Fix Kube-Proxy Problems: Look for any problems or warnings in the kube-proxy pod's logs. Verify that the kube-proxy as DaemonSet is set up properly. You can force a restart by deleting the kube-proxy pod if you see any problems. A new pod will be automatically created by the DaemonSet controller.

Checking Connectivity: Make that the required ports are open, examine the node's network setup, and confirm that the network plugins are installed and configured correctly. To check the node's network connectivity to other nodes or external endpoints, use commands like ping or traceroute.

Why choose Supportfly for Kubernetes Consulting services

Supportfly plays a key role in managing Kubernetes deployments, which may be a difficult and time-consuming operation.

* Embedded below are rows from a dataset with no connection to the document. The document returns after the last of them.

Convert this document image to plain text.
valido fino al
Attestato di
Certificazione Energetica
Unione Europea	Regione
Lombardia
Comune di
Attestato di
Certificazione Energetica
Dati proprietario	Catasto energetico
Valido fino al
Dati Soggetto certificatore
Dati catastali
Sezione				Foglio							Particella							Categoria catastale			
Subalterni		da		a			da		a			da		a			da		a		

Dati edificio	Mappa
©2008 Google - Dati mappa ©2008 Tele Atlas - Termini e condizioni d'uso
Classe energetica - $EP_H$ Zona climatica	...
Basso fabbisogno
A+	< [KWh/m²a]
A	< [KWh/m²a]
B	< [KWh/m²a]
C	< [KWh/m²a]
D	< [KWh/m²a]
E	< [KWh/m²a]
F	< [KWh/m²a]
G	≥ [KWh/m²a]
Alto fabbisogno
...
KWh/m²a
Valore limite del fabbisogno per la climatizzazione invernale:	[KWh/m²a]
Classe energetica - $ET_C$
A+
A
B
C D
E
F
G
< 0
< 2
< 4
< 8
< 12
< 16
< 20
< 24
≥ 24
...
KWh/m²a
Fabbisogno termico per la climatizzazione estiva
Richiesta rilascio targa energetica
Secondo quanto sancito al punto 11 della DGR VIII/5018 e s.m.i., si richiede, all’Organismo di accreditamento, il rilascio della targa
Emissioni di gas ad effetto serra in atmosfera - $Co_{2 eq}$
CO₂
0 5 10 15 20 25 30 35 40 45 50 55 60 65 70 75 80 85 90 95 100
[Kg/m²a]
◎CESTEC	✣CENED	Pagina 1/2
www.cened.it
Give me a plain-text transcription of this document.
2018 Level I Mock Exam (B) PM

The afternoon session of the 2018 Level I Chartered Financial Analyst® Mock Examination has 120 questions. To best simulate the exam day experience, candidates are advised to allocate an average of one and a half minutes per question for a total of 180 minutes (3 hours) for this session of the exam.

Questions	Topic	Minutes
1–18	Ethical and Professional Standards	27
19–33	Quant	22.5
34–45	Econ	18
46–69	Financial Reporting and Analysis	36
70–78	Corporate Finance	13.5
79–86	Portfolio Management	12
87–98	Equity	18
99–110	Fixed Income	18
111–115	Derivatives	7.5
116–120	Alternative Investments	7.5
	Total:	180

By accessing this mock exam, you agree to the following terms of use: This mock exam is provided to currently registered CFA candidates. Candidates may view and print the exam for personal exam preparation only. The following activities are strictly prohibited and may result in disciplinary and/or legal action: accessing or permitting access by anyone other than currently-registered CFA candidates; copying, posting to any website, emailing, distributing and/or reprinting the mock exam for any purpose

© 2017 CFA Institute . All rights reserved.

We handle all aspects of Kubernetes implementation and optimization, from planning and evaluation to cluster architecture, application containerization, security implementation, monitoring, and CI/CD integration.

SupportFly provides complete consulting services for Kubernetes. Our group of experts in Kubernetes can help you with:

Kubernetes Assessment And Planning
Kubernetes Cluster Design And Deployment
Application Containerization And Orchestration
Kubernetes Security And Governance
Kubernetes Monitoring And Performance Optimization
Continuous Integration And Delivery (CI/CD) With Kubernetes

Conclusion

It can be difficult to diagnose and address problems on a Kubernetes node that is in the "Not Ready" state, but with the appropriate strategy, you can rapidly resolve the issue. Before beginning the application of remedies, make sure to thoroughly follow the diagnostic procedures and investigate all potential core causes. Your node should go back to the "Ready" state and your Kubernetes cluster should start operating normally after the problem has been fixed. Remember to keep a close eye on your cluster's logs and metrics in order to identify and address any problems before they get out of hand.